A large group of University of Helsinki students occupied the Old Student House on November 25, 1968. The house was the designated location of the festivities for the Student Union's centennial celebration, scheduled the day after. The action was in protest at what they saw as a 1950s style "white tie party", and an uprising against the values which this stood for. [1] The group entered by breaking in through a French window at 17:13 [1] local time. The happenings immediately made nationwide headlines. The action has been seen as being inspired by the May 1968 unrest in France, and other political movements around Europe in the same year, including the Spring of Prague. In 2008, Laura Kolbe, a professor of European history at the University of Helsinki and also a member of the centrist, agrarian Centre Party, described the Vanha occupation as "the ripples of the European student movement in Finland". [2]
The dissidents' main demands concerned democratic reforms to the university's administration.
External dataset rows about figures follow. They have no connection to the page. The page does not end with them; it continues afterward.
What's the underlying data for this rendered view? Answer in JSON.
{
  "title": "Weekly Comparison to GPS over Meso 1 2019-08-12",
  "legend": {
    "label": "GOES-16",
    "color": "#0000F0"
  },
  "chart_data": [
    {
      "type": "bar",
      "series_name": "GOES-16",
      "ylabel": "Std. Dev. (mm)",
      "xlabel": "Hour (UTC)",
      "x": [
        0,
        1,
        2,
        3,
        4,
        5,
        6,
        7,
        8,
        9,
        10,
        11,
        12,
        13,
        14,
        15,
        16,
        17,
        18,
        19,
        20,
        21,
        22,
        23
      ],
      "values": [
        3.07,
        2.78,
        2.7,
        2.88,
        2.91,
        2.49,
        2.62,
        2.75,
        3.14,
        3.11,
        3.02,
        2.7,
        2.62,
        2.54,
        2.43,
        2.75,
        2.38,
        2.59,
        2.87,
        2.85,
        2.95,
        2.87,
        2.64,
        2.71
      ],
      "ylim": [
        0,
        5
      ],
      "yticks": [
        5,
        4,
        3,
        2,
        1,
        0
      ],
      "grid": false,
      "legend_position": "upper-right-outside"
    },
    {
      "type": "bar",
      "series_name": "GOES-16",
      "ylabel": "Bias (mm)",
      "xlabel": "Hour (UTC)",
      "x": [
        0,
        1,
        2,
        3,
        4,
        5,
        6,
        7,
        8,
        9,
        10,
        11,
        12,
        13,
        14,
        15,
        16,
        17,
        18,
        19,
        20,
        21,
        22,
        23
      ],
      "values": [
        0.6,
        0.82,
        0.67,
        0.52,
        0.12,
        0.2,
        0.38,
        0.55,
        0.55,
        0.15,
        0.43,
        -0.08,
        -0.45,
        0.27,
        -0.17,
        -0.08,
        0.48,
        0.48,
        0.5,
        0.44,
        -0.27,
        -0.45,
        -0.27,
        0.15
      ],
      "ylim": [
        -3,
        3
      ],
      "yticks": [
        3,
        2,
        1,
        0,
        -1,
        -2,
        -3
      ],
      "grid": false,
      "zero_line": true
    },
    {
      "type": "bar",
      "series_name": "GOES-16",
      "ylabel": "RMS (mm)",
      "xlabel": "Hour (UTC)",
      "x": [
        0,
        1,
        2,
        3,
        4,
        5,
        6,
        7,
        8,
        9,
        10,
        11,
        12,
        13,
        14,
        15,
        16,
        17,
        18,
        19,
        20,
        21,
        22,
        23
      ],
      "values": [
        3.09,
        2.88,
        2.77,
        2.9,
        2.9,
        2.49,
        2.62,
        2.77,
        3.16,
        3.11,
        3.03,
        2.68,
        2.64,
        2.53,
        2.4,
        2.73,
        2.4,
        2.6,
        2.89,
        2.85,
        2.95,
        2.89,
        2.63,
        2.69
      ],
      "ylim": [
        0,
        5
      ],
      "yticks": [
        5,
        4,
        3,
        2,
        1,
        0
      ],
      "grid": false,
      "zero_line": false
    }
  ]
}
However, some of the participants also demanded the founding of Marxist-Leninist study-circles in the departments and faculties, abolishing compulsory membership of the Student Union and changing the political alignment of the monthly student magazine Ylioppilaslehti. [3] Banners carrying these proclamations were hung from the Student House's balcony and speeches were made. However, not all of the youth involved were communists; people aligned with the centrist-agrarian Centre Party participated as well. [1]
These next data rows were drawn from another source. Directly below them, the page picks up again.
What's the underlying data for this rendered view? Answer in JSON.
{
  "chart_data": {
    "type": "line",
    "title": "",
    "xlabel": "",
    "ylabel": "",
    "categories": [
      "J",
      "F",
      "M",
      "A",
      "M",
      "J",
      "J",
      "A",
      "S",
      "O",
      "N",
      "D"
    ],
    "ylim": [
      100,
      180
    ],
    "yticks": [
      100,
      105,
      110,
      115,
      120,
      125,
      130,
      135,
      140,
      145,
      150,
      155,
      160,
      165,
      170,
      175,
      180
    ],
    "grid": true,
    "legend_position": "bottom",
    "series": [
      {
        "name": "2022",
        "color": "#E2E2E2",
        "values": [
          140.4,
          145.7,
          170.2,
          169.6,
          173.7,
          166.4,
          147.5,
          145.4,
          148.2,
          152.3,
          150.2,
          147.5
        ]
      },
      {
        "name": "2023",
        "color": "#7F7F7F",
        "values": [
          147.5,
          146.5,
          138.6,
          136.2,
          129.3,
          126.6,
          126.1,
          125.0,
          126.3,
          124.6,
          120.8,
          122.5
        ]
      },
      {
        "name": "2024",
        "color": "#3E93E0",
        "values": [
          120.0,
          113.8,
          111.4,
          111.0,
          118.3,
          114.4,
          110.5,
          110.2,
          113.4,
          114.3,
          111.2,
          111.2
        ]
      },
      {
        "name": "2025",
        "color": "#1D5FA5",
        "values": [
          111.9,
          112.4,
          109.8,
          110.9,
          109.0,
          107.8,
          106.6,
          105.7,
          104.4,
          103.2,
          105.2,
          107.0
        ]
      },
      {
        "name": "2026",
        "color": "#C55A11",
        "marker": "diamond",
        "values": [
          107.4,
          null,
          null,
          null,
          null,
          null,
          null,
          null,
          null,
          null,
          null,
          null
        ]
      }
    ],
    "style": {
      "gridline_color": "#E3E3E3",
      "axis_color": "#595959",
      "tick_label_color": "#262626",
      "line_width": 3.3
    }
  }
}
The Student Union relocated its 100th year celebration to the Sibelius Academy, and the "Vanha occupation" was relatively short-lived. After having spent the night at the Student House, people began to dissipate the next day. By the evening the remaining occupants had cleaned up after themselves and left the building altogether. Helsinki's Swedish-language newspaper HBL wrote "people became tired and went home after having stayed up for a day, sat on the floor, drank red wine and kissed". [4]
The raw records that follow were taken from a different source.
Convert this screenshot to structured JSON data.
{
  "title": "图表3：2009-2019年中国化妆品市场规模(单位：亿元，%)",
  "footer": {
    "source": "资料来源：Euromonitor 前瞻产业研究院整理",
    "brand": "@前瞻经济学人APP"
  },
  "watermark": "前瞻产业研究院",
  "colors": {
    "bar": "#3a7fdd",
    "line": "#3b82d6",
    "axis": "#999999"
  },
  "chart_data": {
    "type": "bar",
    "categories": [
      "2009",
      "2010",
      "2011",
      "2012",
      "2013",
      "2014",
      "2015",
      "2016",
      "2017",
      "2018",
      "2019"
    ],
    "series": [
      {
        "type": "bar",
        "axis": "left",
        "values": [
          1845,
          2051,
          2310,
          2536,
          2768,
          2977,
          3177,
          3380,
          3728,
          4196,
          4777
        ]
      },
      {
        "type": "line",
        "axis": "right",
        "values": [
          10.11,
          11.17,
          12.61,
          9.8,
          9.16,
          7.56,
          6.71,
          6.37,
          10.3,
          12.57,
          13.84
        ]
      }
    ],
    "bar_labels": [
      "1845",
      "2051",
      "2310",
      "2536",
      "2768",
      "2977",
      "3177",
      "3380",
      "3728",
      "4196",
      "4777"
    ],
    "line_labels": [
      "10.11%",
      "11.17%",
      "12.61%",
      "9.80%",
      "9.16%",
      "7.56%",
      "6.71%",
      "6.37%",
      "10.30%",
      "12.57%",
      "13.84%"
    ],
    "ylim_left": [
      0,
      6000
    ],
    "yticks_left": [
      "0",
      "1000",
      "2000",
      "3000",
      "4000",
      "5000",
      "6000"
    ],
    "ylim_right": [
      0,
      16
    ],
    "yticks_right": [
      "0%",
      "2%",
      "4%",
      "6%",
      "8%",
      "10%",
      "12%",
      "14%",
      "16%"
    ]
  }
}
The generation of students and other young radicals who participated in the events have underlined the significance of the occupation as a symbolic revolt against the values of the previous generation. Indeed, many of the people involved became leading figures in Finnish politics and the financial sector, including the Social Democratic Party politicians Erkki Tuomioja, Ilkka Taipale and Ulf Sundqvist, bank manager Björn Wahlroos and diplomat Markus Lyra. [5] However, 40 years after the events, only 36% of the Helsingin Sanomat board of selected Finnish intellectuals believed the events had any positive effect on the Finnish society.